Saturday, August 8, 2009

When The Sun Sets


Today they had an auction sale at the home that sits catty-cornered from my home. I could hear the auctioneer rattling off his song, selling all those life time collections of things that my late neighbor had amassed.


I felt sad, yet I did not even know her name, and I had lived in this home for six years. I started planting morning glories at my mail box the first year that I had moved here. A few years ago I noticed she too started planting morning glories. I often thought that perhaps she so enjoyed seeing my pretty blue blooms embracing my rural mailbox, that she wanted to see them entwining her mail box too.


Occasionally, I would see this elderly lady watering her morning glories, and other annuals she would have planted around her yard. Yet, I did not notice that she no longer was there, until I saw a household auction sign in her front yard.


All those nic-nacks, kitchen gadgets, furniture, car, and real estate were all sold in a few hours. People came from all over, and cars were parked all the way up and down the road we live on. All of those favorite gifts from birthdays, Mother's Days, Christmas, and anniversaries were bought by strangers. All of her memories were sold in a few hours.

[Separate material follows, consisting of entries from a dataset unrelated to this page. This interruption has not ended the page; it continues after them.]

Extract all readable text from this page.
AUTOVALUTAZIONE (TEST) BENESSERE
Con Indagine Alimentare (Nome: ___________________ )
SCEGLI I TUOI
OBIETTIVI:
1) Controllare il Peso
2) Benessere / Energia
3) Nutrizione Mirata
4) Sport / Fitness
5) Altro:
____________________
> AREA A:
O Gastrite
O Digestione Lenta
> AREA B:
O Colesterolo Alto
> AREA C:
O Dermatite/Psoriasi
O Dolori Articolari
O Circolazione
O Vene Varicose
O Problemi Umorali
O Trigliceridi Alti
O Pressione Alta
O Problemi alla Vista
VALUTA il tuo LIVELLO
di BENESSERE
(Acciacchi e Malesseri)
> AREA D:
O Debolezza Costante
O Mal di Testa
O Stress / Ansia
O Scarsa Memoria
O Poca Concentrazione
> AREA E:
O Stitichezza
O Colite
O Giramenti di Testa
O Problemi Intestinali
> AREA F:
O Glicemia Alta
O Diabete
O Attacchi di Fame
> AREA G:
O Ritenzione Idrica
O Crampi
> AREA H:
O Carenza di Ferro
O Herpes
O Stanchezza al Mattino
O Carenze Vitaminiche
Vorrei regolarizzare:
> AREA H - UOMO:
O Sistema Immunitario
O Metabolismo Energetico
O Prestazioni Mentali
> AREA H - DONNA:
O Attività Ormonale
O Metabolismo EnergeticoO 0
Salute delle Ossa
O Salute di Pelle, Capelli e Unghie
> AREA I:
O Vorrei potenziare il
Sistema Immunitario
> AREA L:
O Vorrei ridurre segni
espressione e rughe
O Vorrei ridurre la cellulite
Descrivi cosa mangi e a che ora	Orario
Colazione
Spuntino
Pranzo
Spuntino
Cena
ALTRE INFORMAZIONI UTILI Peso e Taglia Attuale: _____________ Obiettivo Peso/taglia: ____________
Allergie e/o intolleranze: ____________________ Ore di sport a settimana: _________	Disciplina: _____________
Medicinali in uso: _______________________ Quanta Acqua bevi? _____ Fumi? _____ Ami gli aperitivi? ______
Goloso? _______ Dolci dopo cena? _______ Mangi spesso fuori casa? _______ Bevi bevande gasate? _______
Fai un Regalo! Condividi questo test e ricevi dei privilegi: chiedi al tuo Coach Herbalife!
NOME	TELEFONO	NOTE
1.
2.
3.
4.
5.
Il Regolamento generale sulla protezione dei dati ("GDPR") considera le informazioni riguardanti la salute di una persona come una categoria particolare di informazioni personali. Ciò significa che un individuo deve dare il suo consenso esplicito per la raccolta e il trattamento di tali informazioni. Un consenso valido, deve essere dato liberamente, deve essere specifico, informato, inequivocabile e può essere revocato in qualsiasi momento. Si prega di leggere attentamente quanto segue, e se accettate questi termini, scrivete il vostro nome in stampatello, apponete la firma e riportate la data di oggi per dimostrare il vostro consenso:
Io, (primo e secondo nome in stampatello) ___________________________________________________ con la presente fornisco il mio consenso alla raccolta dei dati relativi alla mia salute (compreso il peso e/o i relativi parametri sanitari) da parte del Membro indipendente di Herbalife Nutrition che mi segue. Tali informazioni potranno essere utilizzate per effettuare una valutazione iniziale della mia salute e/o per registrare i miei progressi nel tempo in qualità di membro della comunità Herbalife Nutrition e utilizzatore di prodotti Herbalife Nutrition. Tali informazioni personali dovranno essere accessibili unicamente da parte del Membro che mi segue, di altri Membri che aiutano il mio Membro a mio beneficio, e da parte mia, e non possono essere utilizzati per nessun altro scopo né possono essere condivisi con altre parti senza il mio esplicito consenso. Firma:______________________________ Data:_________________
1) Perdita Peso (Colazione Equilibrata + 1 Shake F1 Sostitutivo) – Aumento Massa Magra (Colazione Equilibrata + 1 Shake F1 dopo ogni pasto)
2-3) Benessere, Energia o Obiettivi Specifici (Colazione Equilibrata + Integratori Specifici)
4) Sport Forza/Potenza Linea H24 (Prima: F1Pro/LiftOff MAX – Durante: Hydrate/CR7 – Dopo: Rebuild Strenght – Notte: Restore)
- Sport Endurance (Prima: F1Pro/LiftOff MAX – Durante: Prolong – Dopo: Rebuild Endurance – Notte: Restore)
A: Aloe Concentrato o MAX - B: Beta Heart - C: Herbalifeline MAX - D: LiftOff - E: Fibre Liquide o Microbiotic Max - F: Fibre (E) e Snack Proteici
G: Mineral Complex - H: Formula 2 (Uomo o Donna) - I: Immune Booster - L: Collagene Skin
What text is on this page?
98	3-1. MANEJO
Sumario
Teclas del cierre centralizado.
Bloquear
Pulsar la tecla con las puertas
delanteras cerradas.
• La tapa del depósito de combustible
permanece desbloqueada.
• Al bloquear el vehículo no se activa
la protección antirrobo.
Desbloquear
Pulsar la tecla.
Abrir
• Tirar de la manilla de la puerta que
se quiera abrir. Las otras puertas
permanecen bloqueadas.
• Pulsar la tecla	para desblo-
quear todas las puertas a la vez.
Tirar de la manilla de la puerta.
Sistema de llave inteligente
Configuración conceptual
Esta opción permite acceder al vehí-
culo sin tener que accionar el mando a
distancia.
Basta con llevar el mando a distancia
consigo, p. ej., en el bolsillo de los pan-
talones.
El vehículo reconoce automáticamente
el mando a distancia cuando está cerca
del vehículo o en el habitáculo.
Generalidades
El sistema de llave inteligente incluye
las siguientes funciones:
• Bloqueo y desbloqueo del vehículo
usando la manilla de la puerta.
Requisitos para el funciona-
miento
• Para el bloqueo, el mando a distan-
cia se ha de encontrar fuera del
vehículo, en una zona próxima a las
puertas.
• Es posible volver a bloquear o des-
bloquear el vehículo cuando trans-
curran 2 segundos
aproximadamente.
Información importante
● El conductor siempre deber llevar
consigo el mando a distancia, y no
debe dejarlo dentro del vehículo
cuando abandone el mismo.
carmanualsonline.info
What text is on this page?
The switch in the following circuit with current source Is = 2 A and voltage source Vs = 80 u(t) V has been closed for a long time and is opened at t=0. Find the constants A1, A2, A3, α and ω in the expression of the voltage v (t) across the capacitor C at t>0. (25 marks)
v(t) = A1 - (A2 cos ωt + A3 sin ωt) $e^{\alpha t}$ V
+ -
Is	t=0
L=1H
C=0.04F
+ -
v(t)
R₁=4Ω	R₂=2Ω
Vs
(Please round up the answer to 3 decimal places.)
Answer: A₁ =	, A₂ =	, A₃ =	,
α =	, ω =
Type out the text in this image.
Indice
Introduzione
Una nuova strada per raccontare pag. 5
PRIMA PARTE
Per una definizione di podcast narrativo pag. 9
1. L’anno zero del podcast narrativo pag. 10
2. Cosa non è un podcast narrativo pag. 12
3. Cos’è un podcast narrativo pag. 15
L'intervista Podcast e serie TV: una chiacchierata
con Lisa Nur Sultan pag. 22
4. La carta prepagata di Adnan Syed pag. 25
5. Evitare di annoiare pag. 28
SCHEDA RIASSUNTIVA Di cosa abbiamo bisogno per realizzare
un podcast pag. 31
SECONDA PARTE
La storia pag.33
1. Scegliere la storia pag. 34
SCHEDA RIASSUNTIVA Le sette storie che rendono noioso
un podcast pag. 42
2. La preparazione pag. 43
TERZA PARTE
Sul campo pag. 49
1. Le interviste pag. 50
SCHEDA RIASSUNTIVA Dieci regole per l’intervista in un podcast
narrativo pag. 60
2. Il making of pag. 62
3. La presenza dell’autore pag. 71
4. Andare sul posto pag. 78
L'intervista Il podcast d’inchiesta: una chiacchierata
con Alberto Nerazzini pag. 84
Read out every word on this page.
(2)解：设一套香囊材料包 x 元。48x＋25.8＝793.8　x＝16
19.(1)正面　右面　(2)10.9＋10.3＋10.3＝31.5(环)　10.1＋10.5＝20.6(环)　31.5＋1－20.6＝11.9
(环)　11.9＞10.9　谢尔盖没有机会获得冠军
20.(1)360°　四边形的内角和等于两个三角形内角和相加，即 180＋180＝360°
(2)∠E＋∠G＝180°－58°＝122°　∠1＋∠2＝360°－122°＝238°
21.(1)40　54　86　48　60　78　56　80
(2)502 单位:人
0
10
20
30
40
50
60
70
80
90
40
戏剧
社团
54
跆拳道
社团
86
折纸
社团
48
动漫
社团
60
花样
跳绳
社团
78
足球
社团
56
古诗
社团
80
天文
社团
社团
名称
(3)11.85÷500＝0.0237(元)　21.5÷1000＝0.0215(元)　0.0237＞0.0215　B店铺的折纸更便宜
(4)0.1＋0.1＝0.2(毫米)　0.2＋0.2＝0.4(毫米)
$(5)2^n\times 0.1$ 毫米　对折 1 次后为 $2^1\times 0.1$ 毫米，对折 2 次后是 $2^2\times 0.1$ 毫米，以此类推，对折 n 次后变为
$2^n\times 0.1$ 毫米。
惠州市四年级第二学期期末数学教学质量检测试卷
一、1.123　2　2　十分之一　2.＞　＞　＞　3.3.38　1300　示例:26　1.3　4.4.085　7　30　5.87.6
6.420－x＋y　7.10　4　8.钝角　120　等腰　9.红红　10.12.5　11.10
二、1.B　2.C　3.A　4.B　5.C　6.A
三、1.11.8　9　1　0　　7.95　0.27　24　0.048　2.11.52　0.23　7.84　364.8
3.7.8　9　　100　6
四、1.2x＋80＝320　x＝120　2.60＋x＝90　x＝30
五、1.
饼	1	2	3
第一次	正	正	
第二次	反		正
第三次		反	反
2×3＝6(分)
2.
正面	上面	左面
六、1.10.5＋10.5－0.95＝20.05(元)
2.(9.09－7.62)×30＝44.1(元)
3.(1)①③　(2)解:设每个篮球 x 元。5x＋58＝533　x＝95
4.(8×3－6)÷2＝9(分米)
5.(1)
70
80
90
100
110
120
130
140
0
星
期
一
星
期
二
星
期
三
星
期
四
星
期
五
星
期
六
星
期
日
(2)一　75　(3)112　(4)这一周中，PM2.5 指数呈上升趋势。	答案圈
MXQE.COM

I often joke, "When I die, I will leave behind exactly what Howard Hughes left behind, everything!"


Perhaps it is my age showing, but this auction sale today was disturbing to me. I felt like an entire life was being sold on that corner of a rural road in Berks County, PA. We are so connected to the material things of our lives, because many of them have other meanings. A plate from a fun trip to the Bahamas, or a trivet from the Poconos, while others are gifts from loved ones who have passed on. Each has a special memory that will die when that stranger purchased it from that auction sale.


It is my desire that my family and friends will want my things, and the memories that go with them. I do not wish to have them sold off at an auction sale. I would like someone to look at my mantle and remember how I always wanted a mantle like this, how my friend John who happens to be an auctioneer, gave it to me, and how my husband Roger refinished it. My ten year old granddaughter Emily loves a seashell that is on that mantle, and it was given to me by my late dear friend and former neighbor, Dorothy Burke. It will be Emily's possession someday, and she can pass it on to one of her children, or grandchildren.


I had worked at a welfare board in the nineties, and was a typist for the unit that placed seniors in nursing homes. It always disturbed me to see their case folder, with pictures of their home, real estate appraisals on that home, pension, and life insurance values within. I would see that they worked in New York City at prestigious firms when they were young. They did everything expected of them, earning a good living, buying that cute home in the country, insuring that they had a policy to cover burial expenses. Now it was all up for grabs by the nursing home that would act as a penitentiary, a place to do penance for growing too old to take care of oneself until that day when you pass away. In my mind this just never seemed right or fair.


To quote Abraham Lincoln, "And in the end, it's not the years in your life that count. It's the life in your years."